Seit 2013 entscheiden sich mehr junge Menschen für ein Studium als für eine duale Berufsausbildung. An diesem Trend wird sich absehbar wenig ändern, die Schere geht sogar noch weiter auseinander. Das zeigt die CHE-Studie „Nachschulische Bildung 2030“, in der verschiedene Szenarien zur Ausbildungs- und Studierneigung untersucht werden. In jedem Szenario ist der Drang nach akademischer Bildung größer als die Anziehungskraft betrieblicher Ausbildung.

Dafür gibt einige rationale Gründe: niedrige Arbeitslosenquote bei Akademikern, höhere Durchschnittsgehälter und die Entwicklung auf dem Arbeitsmarkt in der Wissensgesellschaft. Routinemäßige Tätigkeiten verlieren an Bedeutung, Kreativität und Methodenwissen zur Lösung bis dato unbekannter Probleme werden wichtiger. Wie man sich selbstständig und systematisch neues Wissen erschließt, darauf lag schon immer ein Fokus der Hochschulbildung. Für ein Studium sprechen gesellschaftliche Erwartungen, es gilt inzwischen als fast normaler Verlauf einer Bildungskarriere. Wer von der Norm abweicht, riskiert Sozialprestige. Seien wir ehrlich: Viele Menschen werben zwar qua Amt für mehr Jugendliche in der dualen Ausbildung. Doch die eigenen Kinder sollen studieren. Ausbildung ist gut, aber oft nur für die anderen.

Mehr Studierende, weniger Auszubildende

Der Trend zum Hochschulstudium ist ungebrochen, die Studienanfängerquote, die angibt, wie viel Prozent eines Geburtsjahrgangs ein Studium aufnehmen, lag laut aktuellem Bildungsbericht des Bundesbildungsministeriums 2015 bei 58 %. Die Zahl der Einsteiger in eine Berufsausbildung ist ebenso rückläufig wie die Zahl der Ausbildungsangebote im dualen Berufssystem.
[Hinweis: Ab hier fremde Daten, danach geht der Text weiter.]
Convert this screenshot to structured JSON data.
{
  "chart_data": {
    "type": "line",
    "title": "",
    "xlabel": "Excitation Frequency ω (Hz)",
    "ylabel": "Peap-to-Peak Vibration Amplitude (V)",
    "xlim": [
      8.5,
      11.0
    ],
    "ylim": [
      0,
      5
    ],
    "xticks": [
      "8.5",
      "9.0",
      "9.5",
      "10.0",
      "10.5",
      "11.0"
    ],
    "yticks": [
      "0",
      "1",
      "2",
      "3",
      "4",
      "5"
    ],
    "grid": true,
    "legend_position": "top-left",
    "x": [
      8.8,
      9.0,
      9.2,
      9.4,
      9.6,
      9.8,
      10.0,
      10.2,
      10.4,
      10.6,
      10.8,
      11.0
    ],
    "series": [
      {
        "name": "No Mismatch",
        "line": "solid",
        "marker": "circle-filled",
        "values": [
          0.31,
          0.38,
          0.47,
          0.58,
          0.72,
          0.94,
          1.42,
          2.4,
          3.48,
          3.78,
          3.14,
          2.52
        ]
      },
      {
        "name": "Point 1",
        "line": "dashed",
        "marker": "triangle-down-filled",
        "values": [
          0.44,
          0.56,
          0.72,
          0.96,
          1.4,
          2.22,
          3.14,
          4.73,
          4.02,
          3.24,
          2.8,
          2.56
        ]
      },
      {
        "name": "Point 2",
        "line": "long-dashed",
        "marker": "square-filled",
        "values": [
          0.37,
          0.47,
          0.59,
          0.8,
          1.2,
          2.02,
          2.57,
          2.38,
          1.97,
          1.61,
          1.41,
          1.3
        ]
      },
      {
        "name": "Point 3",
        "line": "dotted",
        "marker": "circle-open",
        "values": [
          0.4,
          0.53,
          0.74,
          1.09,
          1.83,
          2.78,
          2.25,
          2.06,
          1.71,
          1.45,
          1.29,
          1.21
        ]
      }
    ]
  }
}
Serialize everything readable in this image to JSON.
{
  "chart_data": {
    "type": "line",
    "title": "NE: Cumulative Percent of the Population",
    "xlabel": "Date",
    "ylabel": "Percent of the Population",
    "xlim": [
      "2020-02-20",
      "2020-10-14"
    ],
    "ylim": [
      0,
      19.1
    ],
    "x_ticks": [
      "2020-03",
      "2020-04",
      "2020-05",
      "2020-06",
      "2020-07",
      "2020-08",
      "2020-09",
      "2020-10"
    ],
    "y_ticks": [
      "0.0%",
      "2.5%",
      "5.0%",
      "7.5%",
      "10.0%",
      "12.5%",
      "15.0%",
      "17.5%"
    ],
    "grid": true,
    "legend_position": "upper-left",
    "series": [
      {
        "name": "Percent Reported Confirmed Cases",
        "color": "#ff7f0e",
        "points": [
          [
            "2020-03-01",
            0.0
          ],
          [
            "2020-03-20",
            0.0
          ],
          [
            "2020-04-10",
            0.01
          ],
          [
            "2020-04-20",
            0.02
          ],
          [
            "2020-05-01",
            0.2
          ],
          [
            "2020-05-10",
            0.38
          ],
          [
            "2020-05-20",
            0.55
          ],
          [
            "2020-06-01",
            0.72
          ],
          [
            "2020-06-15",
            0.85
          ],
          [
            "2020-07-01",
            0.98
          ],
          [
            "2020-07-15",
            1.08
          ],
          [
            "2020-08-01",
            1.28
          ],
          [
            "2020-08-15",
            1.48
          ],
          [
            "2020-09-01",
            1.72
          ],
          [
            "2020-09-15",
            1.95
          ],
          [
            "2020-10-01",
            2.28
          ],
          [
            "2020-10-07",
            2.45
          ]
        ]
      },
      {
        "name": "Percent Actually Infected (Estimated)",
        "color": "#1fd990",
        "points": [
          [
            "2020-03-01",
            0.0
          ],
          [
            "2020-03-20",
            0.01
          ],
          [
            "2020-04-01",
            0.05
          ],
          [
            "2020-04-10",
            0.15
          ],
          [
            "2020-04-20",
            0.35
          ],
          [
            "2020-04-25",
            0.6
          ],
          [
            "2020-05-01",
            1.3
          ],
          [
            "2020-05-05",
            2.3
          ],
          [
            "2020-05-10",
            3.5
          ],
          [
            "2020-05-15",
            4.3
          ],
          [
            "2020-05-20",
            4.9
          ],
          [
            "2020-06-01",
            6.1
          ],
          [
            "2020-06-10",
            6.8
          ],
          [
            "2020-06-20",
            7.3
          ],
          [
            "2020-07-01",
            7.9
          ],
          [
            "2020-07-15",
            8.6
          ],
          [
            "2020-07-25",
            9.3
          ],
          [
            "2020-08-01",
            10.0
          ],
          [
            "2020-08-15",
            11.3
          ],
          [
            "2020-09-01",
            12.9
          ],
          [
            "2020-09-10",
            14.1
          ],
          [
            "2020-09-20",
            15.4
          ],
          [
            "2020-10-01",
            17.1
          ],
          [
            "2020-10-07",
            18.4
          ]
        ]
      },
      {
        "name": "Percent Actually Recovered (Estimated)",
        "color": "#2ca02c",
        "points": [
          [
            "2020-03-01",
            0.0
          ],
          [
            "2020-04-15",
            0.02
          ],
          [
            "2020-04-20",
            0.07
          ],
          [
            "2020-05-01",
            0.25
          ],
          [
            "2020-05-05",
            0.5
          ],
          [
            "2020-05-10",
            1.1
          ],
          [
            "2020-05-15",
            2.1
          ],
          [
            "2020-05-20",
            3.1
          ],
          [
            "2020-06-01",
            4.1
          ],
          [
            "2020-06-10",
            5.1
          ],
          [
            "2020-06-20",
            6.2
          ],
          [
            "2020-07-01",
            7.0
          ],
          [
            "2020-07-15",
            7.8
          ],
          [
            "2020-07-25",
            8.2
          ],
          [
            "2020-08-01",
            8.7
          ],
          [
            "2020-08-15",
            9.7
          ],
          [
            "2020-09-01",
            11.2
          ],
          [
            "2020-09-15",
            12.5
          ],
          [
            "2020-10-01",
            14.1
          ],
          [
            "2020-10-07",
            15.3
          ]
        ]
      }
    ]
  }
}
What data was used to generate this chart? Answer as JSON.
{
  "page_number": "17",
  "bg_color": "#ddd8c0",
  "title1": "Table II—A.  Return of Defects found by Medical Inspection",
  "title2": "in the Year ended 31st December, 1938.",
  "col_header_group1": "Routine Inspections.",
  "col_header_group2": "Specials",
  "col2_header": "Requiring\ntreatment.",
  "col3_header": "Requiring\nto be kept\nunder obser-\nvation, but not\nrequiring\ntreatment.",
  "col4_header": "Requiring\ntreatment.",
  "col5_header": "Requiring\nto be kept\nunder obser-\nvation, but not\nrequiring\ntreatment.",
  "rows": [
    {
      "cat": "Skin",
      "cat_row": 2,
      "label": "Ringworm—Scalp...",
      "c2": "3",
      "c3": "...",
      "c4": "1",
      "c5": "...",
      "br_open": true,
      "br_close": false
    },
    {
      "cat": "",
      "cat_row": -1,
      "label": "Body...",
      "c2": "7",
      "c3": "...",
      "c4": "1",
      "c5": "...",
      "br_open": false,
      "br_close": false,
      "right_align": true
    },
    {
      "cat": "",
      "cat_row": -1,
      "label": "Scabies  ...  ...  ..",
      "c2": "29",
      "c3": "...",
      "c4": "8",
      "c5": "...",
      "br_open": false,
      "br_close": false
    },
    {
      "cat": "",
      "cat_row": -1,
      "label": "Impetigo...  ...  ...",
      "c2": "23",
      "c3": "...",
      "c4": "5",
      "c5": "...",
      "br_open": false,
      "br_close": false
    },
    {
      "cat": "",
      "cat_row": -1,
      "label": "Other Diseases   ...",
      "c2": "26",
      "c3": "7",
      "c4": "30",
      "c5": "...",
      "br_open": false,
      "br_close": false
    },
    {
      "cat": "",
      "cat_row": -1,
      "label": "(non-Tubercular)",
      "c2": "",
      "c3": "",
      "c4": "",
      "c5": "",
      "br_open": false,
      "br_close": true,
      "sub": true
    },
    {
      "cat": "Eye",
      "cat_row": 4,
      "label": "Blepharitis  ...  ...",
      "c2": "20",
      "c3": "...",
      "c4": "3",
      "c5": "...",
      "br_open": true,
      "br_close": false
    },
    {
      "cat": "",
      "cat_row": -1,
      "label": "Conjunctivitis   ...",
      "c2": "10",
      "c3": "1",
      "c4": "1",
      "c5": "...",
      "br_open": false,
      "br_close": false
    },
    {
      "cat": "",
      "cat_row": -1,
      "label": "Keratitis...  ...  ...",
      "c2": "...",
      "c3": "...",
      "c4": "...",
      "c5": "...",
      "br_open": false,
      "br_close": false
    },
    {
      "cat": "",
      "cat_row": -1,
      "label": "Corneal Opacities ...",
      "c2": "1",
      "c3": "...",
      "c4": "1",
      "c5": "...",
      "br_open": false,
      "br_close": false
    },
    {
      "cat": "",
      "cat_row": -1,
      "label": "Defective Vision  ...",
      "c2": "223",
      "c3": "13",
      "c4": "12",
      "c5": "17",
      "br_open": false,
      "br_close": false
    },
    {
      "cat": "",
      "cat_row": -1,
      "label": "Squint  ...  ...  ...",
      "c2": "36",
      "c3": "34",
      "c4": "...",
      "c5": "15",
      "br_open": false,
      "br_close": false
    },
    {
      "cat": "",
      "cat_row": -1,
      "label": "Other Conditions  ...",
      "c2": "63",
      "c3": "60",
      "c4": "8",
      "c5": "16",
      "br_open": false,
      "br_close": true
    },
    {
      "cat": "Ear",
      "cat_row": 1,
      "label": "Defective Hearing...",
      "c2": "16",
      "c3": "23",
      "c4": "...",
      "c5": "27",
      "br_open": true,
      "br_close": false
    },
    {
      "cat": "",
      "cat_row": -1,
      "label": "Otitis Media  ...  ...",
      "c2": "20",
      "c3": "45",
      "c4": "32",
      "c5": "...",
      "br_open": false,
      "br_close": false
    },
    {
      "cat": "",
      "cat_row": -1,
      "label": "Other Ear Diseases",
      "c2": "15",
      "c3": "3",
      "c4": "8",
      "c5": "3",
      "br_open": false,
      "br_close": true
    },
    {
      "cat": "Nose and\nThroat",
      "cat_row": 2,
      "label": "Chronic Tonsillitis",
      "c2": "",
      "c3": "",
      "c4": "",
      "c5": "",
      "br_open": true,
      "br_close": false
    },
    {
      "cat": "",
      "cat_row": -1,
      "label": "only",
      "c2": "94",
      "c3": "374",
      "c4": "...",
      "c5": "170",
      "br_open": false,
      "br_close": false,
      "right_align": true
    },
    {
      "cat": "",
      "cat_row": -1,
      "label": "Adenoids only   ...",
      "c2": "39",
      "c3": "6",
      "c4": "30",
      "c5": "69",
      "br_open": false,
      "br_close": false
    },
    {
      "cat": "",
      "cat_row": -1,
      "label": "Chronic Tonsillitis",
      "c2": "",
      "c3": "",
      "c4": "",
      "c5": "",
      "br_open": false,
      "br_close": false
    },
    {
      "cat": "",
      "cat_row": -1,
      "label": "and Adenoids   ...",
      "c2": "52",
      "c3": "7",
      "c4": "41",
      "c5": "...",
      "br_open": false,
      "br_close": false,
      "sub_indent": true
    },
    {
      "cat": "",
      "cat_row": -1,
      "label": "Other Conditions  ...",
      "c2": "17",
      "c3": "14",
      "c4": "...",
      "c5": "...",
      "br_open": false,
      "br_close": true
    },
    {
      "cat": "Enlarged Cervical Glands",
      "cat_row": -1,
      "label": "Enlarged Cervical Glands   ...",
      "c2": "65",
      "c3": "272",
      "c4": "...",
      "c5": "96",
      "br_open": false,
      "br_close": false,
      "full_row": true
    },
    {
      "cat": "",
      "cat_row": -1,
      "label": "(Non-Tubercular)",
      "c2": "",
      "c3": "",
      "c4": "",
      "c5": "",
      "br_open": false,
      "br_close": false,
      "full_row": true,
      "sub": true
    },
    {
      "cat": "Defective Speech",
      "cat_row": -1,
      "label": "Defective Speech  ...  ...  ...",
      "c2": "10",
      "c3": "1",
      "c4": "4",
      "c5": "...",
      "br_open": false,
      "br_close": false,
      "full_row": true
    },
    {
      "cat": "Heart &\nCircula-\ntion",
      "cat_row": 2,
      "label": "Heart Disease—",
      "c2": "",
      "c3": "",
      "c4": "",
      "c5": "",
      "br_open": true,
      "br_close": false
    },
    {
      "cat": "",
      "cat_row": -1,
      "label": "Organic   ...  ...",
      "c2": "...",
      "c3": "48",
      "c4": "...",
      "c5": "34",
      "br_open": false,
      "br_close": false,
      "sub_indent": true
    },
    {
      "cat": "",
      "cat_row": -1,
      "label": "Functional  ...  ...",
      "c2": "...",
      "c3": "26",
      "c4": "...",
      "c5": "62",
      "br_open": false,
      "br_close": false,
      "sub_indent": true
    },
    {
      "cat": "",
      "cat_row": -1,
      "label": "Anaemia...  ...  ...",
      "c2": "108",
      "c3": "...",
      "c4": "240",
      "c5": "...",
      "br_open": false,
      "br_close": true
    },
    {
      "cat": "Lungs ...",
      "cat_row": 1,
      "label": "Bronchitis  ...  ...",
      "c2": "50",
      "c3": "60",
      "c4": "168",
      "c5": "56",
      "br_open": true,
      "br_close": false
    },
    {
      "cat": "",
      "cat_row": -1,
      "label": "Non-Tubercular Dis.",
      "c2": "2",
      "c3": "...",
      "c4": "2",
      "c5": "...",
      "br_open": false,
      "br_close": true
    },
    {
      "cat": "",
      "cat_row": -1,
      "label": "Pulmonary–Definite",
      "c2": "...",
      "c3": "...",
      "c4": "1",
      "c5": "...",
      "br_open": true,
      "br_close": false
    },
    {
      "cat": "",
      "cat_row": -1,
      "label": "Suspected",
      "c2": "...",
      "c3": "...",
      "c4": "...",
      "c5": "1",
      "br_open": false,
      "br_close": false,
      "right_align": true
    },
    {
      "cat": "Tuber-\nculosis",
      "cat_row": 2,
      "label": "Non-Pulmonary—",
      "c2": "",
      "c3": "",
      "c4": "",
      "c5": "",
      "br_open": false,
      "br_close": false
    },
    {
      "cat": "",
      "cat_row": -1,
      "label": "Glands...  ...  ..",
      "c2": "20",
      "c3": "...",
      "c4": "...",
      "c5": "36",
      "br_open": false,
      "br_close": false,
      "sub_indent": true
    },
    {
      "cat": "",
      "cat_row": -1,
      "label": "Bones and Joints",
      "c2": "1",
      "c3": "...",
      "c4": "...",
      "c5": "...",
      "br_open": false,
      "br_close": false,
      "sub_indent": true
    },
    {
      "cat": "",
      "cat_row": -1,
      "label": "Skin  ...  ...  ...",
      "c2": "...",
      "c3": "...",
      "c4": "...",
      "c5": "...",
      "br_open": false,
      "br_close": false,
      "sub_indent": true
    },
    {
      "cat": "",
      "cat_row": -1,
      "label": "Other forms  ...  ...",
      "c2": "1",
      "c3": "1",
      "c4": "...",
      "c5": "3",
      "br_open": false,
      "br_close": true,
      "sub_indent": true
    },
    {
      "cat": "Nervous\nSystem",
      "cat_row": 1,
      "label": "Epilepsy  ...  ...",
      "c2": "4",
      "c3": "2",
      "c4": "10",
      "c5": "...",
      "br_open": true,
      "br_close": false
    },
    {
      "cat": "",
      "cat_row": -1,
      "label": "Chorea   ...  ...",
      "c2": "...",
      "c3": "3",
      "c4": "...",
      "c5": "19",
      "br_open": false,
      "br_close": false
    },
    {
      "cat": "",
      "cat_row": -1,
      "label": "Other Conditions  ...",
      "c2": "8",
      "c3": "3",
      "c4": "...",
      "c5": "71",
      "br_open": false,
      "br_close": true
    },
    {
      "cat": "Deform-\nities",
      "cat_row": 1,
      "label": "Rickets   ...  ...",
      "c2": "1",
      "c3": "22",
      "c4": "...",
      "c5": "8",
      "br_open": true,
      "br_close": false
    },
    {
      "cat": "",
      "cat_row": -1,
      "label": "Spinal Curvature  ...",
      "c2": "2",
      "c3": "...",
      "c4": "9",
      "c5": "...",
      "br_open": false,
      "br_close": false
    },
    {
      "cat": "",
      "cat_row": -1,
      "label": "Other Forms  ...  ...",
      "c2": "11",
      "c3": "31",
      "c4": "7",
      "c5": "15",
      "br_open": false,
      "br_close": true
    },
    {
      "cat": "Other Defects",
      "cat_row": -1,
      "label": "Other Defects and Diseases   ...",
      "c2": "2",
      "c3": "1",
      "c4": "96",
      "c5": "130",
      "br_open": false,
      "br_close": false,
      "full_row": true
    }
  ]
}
Im Bericht heißt es: „Zentral erscheint, wie eine neue Balance zwischen wissenschaftlichen und berufspraktischen Anforderungen gefunden werden kann.“ Es sei „genau zu beobachten, wie sich bei einem anhaltenden Trend zum Hochschulstudium die Übergangs- und Berufsperspektiven für die Absolventen der unterschiedlichen Ausbildungsabschlüsse entwickeln“. ws

Dem Arbeitsmarkt tut diese Entwicklung allerdings nicht gut. Geburtenschwache Jahrgänge lassen die Zahl der Auszubildenden zusätzlich schrumpfen. In vielen Branchen werden Fachkräfte fehlen, wenn sich die geburtenstarken Jahrgänge in den Ruhestand verabschieden. Schätzungen zufolge werden bis 2030 rund 10 Mio. Beschäftigte mit abgeschlossener Berufsausbildung und Abschlüssen wie Meister oder Techniker aus dem Erwerbsleben ausscheiden. Wir brauchen Fachkräfte. Deshalb brauchen wir die duale Ausbildung.

Nun lässt sich das Bildungsverhalten der Menschen nicht gegen ihren Willen ändern. Es ist aber möglich, dem Drang zur Akademisierung mit Angeboten zu entsprechen, die die Praxisorientierung erhalten und die die harten Grenzen zwischen betrieblicher und akademischer Bildung aufweichen.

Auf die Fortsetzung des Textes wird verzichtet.